I was at a Mac airport shop and got to try everything out. I ended up buying Jaunty from Hey Sailor along with BD Heart Hangover and Nightmoth which I'd eyed before the launch but then thought I'd skip. When I swatched it, I couldn't resist it for autumn winter. I tried both Crew and Power to the People on my arm but neither looked anything but chalky on me and I got a pink from swirling PTTP not a bronzey colour. I didn't swatch the individual shadows in it. Both Crew and PTTP are such pretty products though.


----------



## KelseeBrianaJai (Jun 9, 2012)

I love Dear Diary but the I again I love mostly all hot pink lipsticks lol


----------



## Prettypackages (Jun 9, 2012)

bobbiedoll03 said:


> I hunted the video down and o my it has me wanting LLD and the powder for sure!
> 
> 
> http://www.youtube.com/watch?v=wLj6uU4kDBI&list=UUH4ZhdKLsmGPvu8Mv0zmBKA&index=1&feature=plcp


	she is so gorgeous and I'm convinced to look at this powder based on that brown alone.  I'm looking for the perfect brown crease color.


----------



## Ashleybubbles83 (Jun 10, 2012)

i'm still trying to save for Heavenly Creature, so I passed on these two...but unfortunately just because I've passed on these I started buying permanent items I've always wanted but just never bought... :/


----------



## bobbiedoll03 (Jun 10, 2012)

so after checking everything out in person I decided to skip both collections and just save for HC.


----------



## aradhana (Jun 10, 2012)

Prettypackages said:


> she is so gorgeous and I'm convinced to look at this powder based on that brown alone.  I'm looking for the perfect brown crease color.

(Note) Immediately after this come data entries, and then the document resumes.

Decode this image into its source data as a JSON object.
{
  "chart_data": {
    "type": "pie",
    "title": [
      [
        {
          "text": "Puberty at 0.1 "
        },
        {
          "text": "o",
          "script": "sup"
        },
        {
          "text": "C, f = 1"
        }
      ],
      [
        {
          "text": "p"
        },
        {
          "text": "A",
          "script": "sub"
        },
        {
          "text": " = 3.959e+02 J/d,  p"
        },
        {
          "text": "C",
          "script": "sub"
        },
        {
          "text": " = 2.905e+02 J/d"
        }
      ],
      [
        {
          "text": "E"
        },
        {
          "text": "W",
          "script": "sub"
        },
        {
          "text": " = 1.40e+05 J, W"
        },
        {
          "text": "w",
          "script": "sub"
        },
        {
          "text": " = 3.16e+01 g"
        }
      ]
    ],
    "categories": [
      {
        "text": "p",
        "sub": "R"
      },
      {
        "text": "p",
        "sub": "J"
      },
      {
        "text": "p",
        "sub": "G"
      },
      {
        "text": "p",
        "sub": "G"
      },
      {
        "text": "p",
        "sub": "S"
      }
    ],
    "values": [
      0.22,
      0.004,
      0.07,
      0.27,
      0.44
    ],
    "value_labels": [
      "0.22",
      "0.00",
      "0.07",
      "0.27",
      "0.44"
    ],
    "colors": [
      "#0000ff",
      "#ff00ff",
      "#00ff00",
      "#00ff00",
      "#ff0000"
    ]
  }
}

  I was wondering if it's similar at all to saddle?


----------



## Copperhead (Jul 15, 2012)

Has anyone compared Evening Stroll with MAC's Lavender Whip lipstick? How similar are the shades? I love Evening Stroll.

  	Looking at this swatch, this Lavender Whip reminds me a lot of my Evening Stroll.


----------



## Richelle83 (Jul 15, 2012)

I honestly never thought to compare them, but I'm pretty sure Lavender Whip is much lighter.


----------



## Prettypackages (Jul 17, 2012)

aradhana said:


> I was wondering if it's similar at all to saddle?


  	You know, it might be.


----------